Réfléchissant deux secondes, je pense à une idée...
– Alors je vais y aller ! Attendez-moi ici ! dis-je, contente de la soirée qui s'annonce avec ma nouvelle amie Line.
Précipitamment, je me lève du lit et me dirige vers l'un des fauteuils pour récupérer le châle que j'avais posé. Line m'attrape le bras, pour me stopper dans mon élan, avant que je m'arrive vers la porte.
– Vous ne pouvez pas... Je...
– Ne vous inquiétez pas, je vais être discrète, ajouté-je me plaçant ma grande capuche sur ma tête et en arborant un sourire.
Posant ma main sur la sienne, elle desserre sa prise sur mon bras avant de laisser tomber le sien le long de son corps, signe d'approbation.
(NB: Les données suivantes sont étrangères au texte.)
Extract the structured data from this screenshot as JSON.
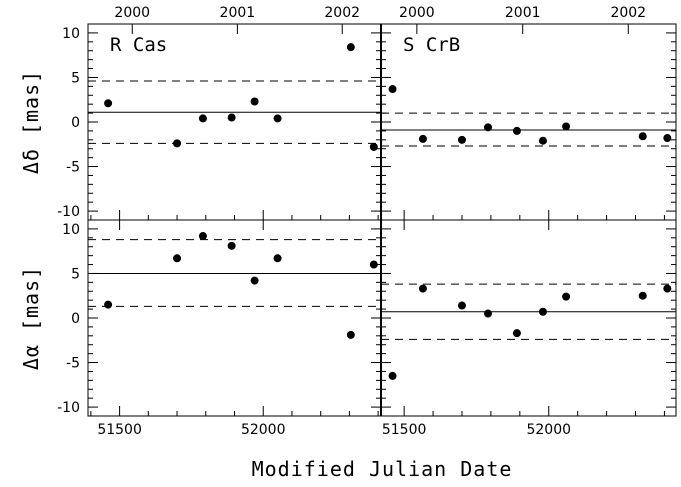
{
  "figure": {
    "xlabel": "Modified Julian Date",
    "ylabel_top": "Δδ [mas]",
    "ylabel_bottom": "Δα [mas]",
    "year_labels": [
      "2000",
      "2001",
      "2002"
    ]
  },
  "chart_data": [
    {
      "type": "scatter",
      "panel": "top-left",
      "title": "R Cas",
      "ylabel": "Δδ [mas]",
      "xlim": [
        51390,
        52410
      ],
      "ylim": [
        -11,
        11
      ],
      "x_ticks": [
        51500,
        52000
      ],
      "y_ticks": [
        -10,
        -5,
        0,
        5,
        10
      ],
      "year_ticks": [
        {
          "label": "2000",
          "mjd": 51544
        },
        {
          "label": "2001",
          "mjd": 51910
        },
        {
          "label": "2002",
          "mjd": 52275
        }
      ],
      "mean": 1.1,
      "band": [
        -2.4,
        4.6
      ],
      "x": [
        51460,
        51700,
        51790,
        51890,
        51970,
        52050,
        52305,
        52385
      ],
      "y": [
        2.1,
        -2.4,
        0.4,
        0.5,
        2.3,
        0.4,
        8.4,
        -2.8
      ]
    },
    {
      "type": "scatter",
      "panel": "top-right",
      "title": "S CrB",
      "ylabel": "Δδ [mas]",
      "xlim": [
        51420,
        52440
      ],
      "ylim": [
        -11,
        11
      ],
      "x_ticks": [
        51500,
        52000
      ],
      "y_ticks": [
        -10,
        -5,
        0,
        5,
        10
      ],
      "year_ticks": [
        {
          "label": "2000",
          "mjd": 51544
        },
        {
          "label": "2001",
          "mjd": 51910
        },
        {
          "label": "2002",
          "mjd": 52275
        }
      ],
      "mean": -0.9,
      "band": [
        -2.7,
        1.0
      ],
      "x": [
        51460,
        51565,
        51700,
        51790,
        51890,
        51980,
        52060,
        52325,
        52410
      ],
      "y": [
        3.7,
        -1.9,
        -2.0,
        -0.6,
        -1.0,
        -2.1,
        -0.5,
        -1.6,
        -1.8
      ]
    },
    {
      "type": "scatter",
      "panel": "bottom-left",
      "ylabel": "Δα [mas]",
      "xlabel": "Modified Julian Date",
      "xlim": [
        51390,
        52410
      ],
      "ylim": [
        -11,
        11
      ],
      "x_ticks": [
        51500,
        52000
      ],
      "y_ticks": [
        -10,
        -5,
        0,
        5,
        10
      ],
      "mean": 5.0,
      "band": [
        1.3,
        8.8
      ],
      "x": [
        51460,
        51700,
        51790,
        51890,
        51970,
        52050,
        52305,
        52385
      ],
      "y": [
        1.5,
        6.7,
        9.2,
        8.1,
        4.2,
        6.7,
        -1.9,
        6.0
      ]
    },
    {
      "type": "scatter",
      "panel": "bottom-right",
      "xlabel": "Modified Julian Date",
      "xlim": [
        51420,
        52440
      ],
      "ylim": [
        -11,
        11
      ],
      "x_ticks": [
        51500,
        52000
      ],
      "y_ticks": [
        -10,
        -5,
        0,
        5,
        10
      ],
      "mean": 0.7,
      "band": [
        -2.4,
        3.8
      ],
      "x": [
        51460,
        51565,
        51700,
        51790,
        51890,
        51980,
        52060,
        52325,
        52410
      ],
      "y": [
        -6.5,
        3.3,
        1.4,
        0.5,
        -1.7,
        0.7,
        2.4,
        2.5,
        3.3
      ]
    }
  ]
}
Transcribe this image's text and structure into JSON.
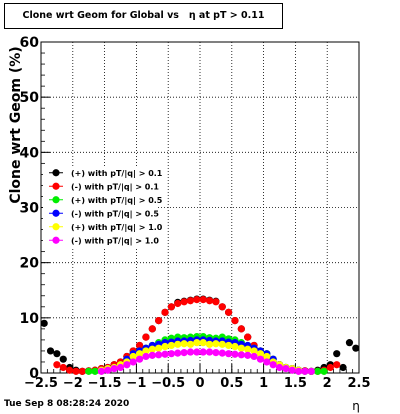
{
  "title": "Clone wrt Geom for Global vs   η at pT > 0.11",
  "timestamp": "Tue Sep  8 08:28:24 2020",
  "chart_data": {
    "type": "scatter",
    "title": "Clone wrt Geom for Global vs   η at pT > 0.11",
    "xlabel": "η",
    "ylabel": "Clone wrt Geom (%)",
    "xlim": [
      -2.5,
      2.5
    ],
    "ylim": [
      0,
      60
    ],
    "x_ticks": [
      -2.5,
      -2,
      -1.5,
      -1,
      -0.5,
      0,
      0.5,
      1,
      1.5,
      2,
      2.5
    ],
    "x_tick_labels": [
      "−2.5",
      "−2",
      "−1.5",
      "−1",
      "−0.5",
      "0",
      "0.5",
      "1",
      "1.5",
      "2",
      "2.5"
    ],
    "y_ticks": [
      0,
      10,
      20,
      30,
      40,
      50,
      60
    ],
    "y_tick_labels": [
      "0",
      "10",
      "20",
      "30",
      "40",
      "50",
      "60"
    ],
    "grid": true,
    "legend_position": "left-middle",
    "series": [
      {
        "name": "(+) with pT/|q| > 0.1",
        "color": "#000000",
        "x": [
          -2.45,
          -2.35,
          -2.25,
          -2.15,
          -2.05,
          -1.95,
          -1.85,
          -1.75,
          -1.65,
          -1.55,
          -1.45,
          -1.35,
          -1.25,
          -1.15,
          -1.05,
          -0.95,
          -0.85,
          -0.75,
          -0.65,
          -0.55,
          -0.45,
          -0.35,
          -0.25,
          -0.15,
          -0.05,
          0.05,
          0.15,
          0.25,
          0.35,
          0.45,
          0.55,
          0.65,
          0.75,
          0.85,
          0.95,
          1.05,
          1.15,
          1.25,
          1.35,
          1.45,
          1.55,
          1.65,
          1.75,
          1.85,
          1.95,
          2.05,
          2.15,
          2.25,
          2.35,
          2.45
        ],
        "y": [
          9,
          4,
          3.5,
          2.5,
          1,
          0.5,
          0.3,
          0.4,
          0.5,
          0.8,
          1,
          1.5,
          2,
          3,
          4,
          5,
          6.5,
          8,
          9.5,
          11,
          12,
          12.8,
          13,
          13.2,
          13.4,
          13.4,
          13.2,
          13,
          12,
          11,
          9.5,
          8,
          6.5,
          5,
          4,
          3,
          2,
          1.5,
          1,
          0.8,
          0.5,
          0.4,
          0.3,
          0.5,
          1,
          1.5,
          3.5,
          1,
          5.5,
          4.5
        ]
      },
      {
        "name": "(-) with pT/|q| > 0.1",
        "color": "#ff0000",
        "x": [
          -2.25,
          -2.15,
          -2.05,
          -1.95,
          -1.85,
          -1.75,
          -1.65,
          -1.55,
          -1.45,
          -1.35,
          -1.25,
          -1.15,
          -1.05,
          -0.95,
          -0.85,
          -0.75,
          -0.65,
          -0.55,
          -0.45,
          -0.35,
          -0.25,
          -0.15,
          -0.05,
          0.05,
          0.15,
          0.25,
          0.35,
          0.45,
          0.55,
          0.65,
          0.75,
          0.85,
          0.95,
          1.05,
          1.15,
          1.25,
          1.35,
          1.45,
          1.55,
          1.65,
          1.75,
          1.85,
          1.95,
          2.05,
          2.15
        ],
        "y": [
          1.5,
          1,
          0.5,
          0.3,
          0.3,
          0.4,
          0.5,
          0.8,
          1,
          1.5,
          2,
          3,
          4,
          5,
          6.5,
          8,
          9.5,
          11,
          12,
          12.6,
          12.9,
          13.1,
          13.3,
          13.3,
          13.1,
          12.9,
          12,
          11,
          9.5,
          8,
          6.5,
          5,
          4,
          3,
          2,
          1.5,
          1,
          0.8,
          0.5,
          0.4,
          0.3,
          0.3,
          0.5,
          1,
          1.5
        ]
      },
      {
        "name": "(+) with pT/|q| > 0.5",
        "color": "#00ee00",
        "x": [
          -1.75,
          -1.65,
          -1.55,
          -1.45,
          -1.35,
          -1.25,
          -1.15,
          -1.05,
          -0.95,
          -0.85,
          -0.75,
          -0.65,
          -0.55,
          -0.45,
          -0.35,
          -0.25,
          -0.15,
          -0.05,
          0.05,
          0.15,
          0.25,
          0.35,
          0.45,
          0.55,
          0.65,
          0.75,
          0.85,
          0.95,
          1.05,
          1.15,
          1.25,
          1.35,
          1.45,
          1.55,
          1.65,
          1.75,
          1.85,
          1.95
        ],
        "y": [
          0.3,
          0.3,
          0.5,
          0.8,
          1,
          1.5,
          2.5,
          3.5,
          4,
          4.5,
          5,
          5.5,
          6,
          6.3,
          6.5,
          6.4,
          6.5,
          6.6,
          6.6,
          6.4,
          6.3,
          6.5,
          6.2,
          6,
          5.5,
          5,
          4.5,
          4,
          3.5,
          2.5,
          1.5,
          1,
          0.8,
          0.5,
          0.3,
          0.3,
          0.3,
          0.3
        ]
      },
      {
        "name": "(-) with pT/|q| > 0.5",
        "color": "#0000ff",
        "x": [
          -1.55,
          -1.45,
          -1.35,
          -1.25,
          -1.15,
          -1.05,
          -0.95,
          -0.85,
          -0.75,
          -0.65,
          -0.55,
          -0.45,
          -0.35,
          -0.25,
          -0.15,
          -0.05,
          0.05,
          0.15,
          0.25,
          0.35,
          0.45,
          0.55,
          0.65,
          0.75,
          0.85,
          0.95,
          1.05,
          1.15,
          1.25,
          1.35,
          1.45,
          1.55
        ],
        "y": [
          0.5,
          0.8,
          1,
          1.5,
          2.5,
          3.5,
          4,
          4.5,
          5,
          5.2,
          5.5,
          5.6,
          5.8,
          5.8,
          5.9,
          6,
          6,
          5.9,
          5.8,
          5.8,
          5.6,
          5.5,
          5.2,
          5,
          4.5,
          4,
          3.5,
          2.5,
          1.5,
          1,
          0.8,
          0.5
        ]
      },
      {
        "name": "(+) with pT/|q| > 1.0",
        "color": "#ffff00",
        "x": [
          -1.55,
          -1.45,
          -1.35,
          -1.25,
          -1.15,
          -1.05,
          -0.95,
          -0.85,
          -0.75,
          -0.65,
          -0.55,
          -0.45,
          -0.35,
          -0.25,
          -0.15,
          -0.05,
          0.05,
          0.15,
          0.25,
          0.35,
          0.45,
          0.55,
          0.65,
          0.75,
          0.85,
          0.95,
          1.05,
          1.15,
          1.25,
          1.35,
          1.45,
          1.55
        ],
        "y": [
          0.5,
          0.8,
          1,
          1.5,
          2,
          3,
          3.5,
          4,
          4.3,
          4.5,
          4.8,
          5,
          5.2,
          5.3,
          5.2,
          5.5,
          5.5,
          5.2,
          5.3,
          5.2,
          5,
          4.8,
          4.5,
          4.3,
          4,
          3.5,
          3,
          2,
          1.5,
          1,
          0.8,
          0.5
        ]
      },
      {
        "name": "(-) with pT/|q| > 1.0",
        "color": "#ff00ff",
        "x": [
          -1.55,
          -1.45,
          -1.35,
          -1.25,
          -1.15,
          -1.05,
          -0.95,
          -0.85,
          -0.75,
          -0.65,
          -0.55,
          -0.45,
          -0.35,
          -0.25,
          -0.15,
          -0.05,
          0.05,
          0.15,
          0.25,
          0.35,
          0.45,
          0.55,
          0.65,
          0.75,
          0.85,
          0.95,
          1.05,
          1.15,
          1.25,
          1.35,
          1.45,
          1.55,
          1.65,
          1.75
        ],
        "y": [
          0.3,
          0.5,
          0.8,
          1,
          1.5,
          2,
          2.5,
          3,
          3.2,
          3.3,
          3.4,
          3.5,
          3.6,
          3.7,
          3.8,
          3.8,
          3.8,
          3.8,
          3.7,
          3.6,
          3.5,
          3.4,
          3.3,
          3.2,
          3,
          2.5,
          2,
          1.5,
          1,
          0.8,
          0.5,
          0.3,
          0.3,
          0.3
        ]
      }
    ]
  }
}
Si elle savait à quel point la discrétion et moi on n'est pas copine, elle ne m'aurait pas laissé passez la porte...
Ça a été un vrai parcours du combattant de trouver la cuisine. N'oublions pas que je ne connais pas cet endroit. Seule ma chambre, le salon et la porte d'entrée – ou de sortie – sont connus de ma personne.
J'ai suivi deux trois dames en tenues, comme Line, et au bout d'un moment j'ai suivi mon odorat. Heureuse que personne ne m'ait aperçu dans les cuisines, je repars des cuisines pour tenter de retrouver ma chambre, tenant le plateau pas trop près de mon ventre, pour ne pas faire ressortir sa forme ronde.
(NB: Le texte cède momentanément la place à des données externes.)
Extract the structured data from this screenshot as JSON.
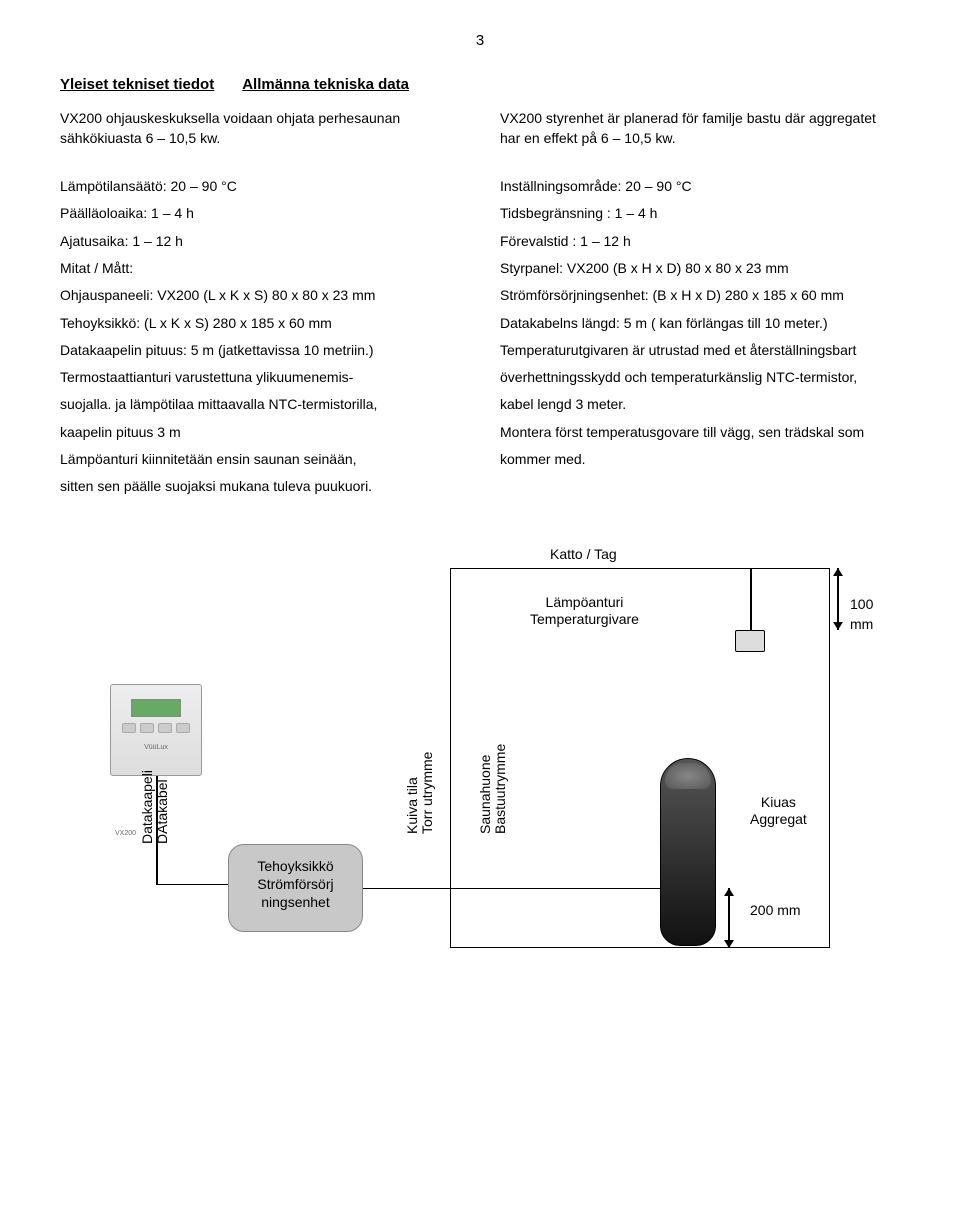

Tournant depuis dix bonnes minutes, je m'arrête pour demander le chemin à une personne. Une vieille dame me voit et se précipite vers moi.
– Ah vous voilà ! Il vous attend, dépêchez-vous.
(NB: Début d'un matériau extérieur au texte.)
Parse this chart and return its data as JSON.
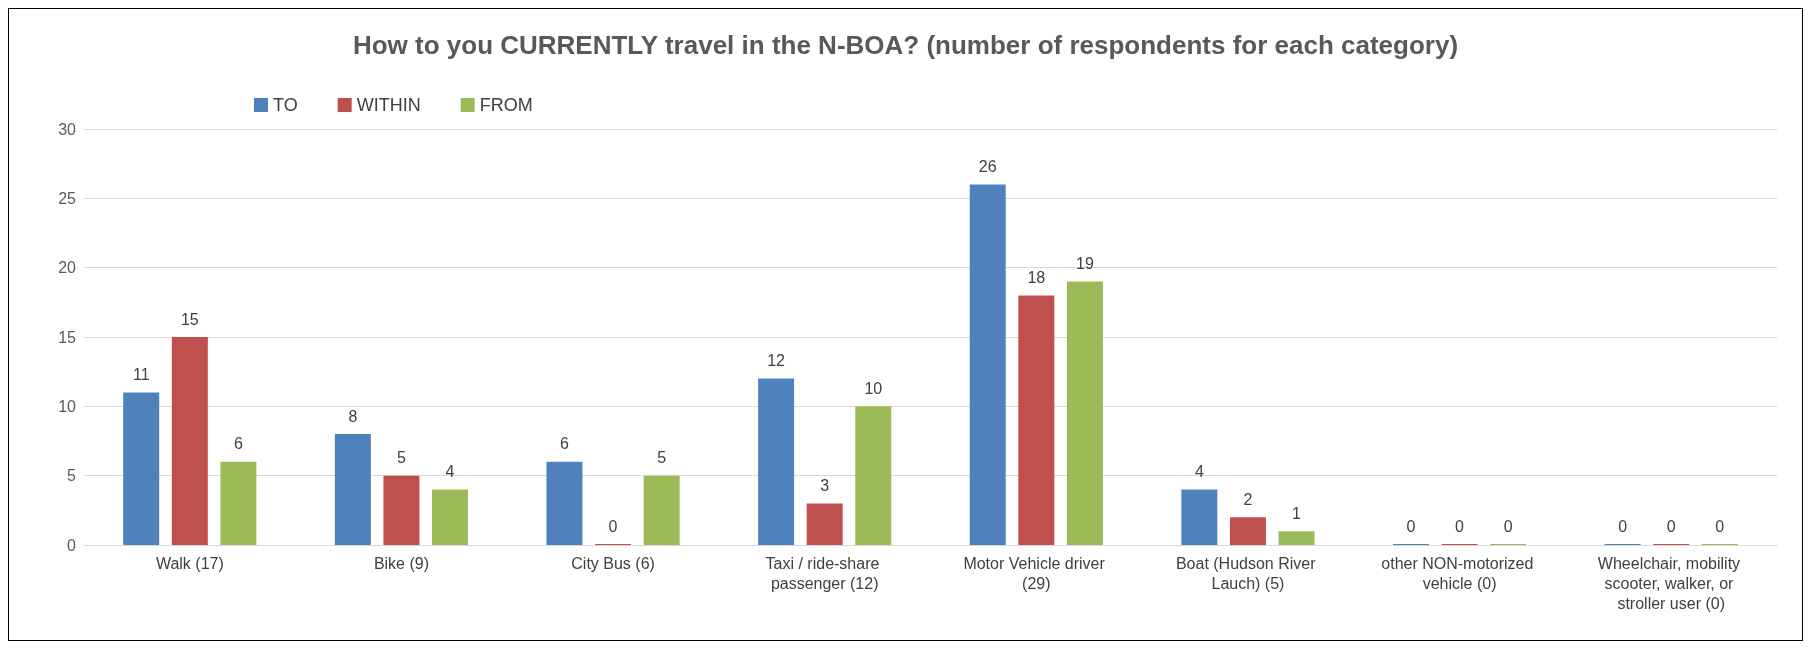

N'ayant pas le temps de dire le moindre mot, je me fais entrainer par cette femme à travers un long couloir. Au bout, elle frappe à une grande porte en bois massif et l'ouvre lorsqu'un grave « entrez » résonne entre les murs. Mon cœur martèle dans mon corps lorsque je crois reconnaître à qui cette voix appartient. Bryden.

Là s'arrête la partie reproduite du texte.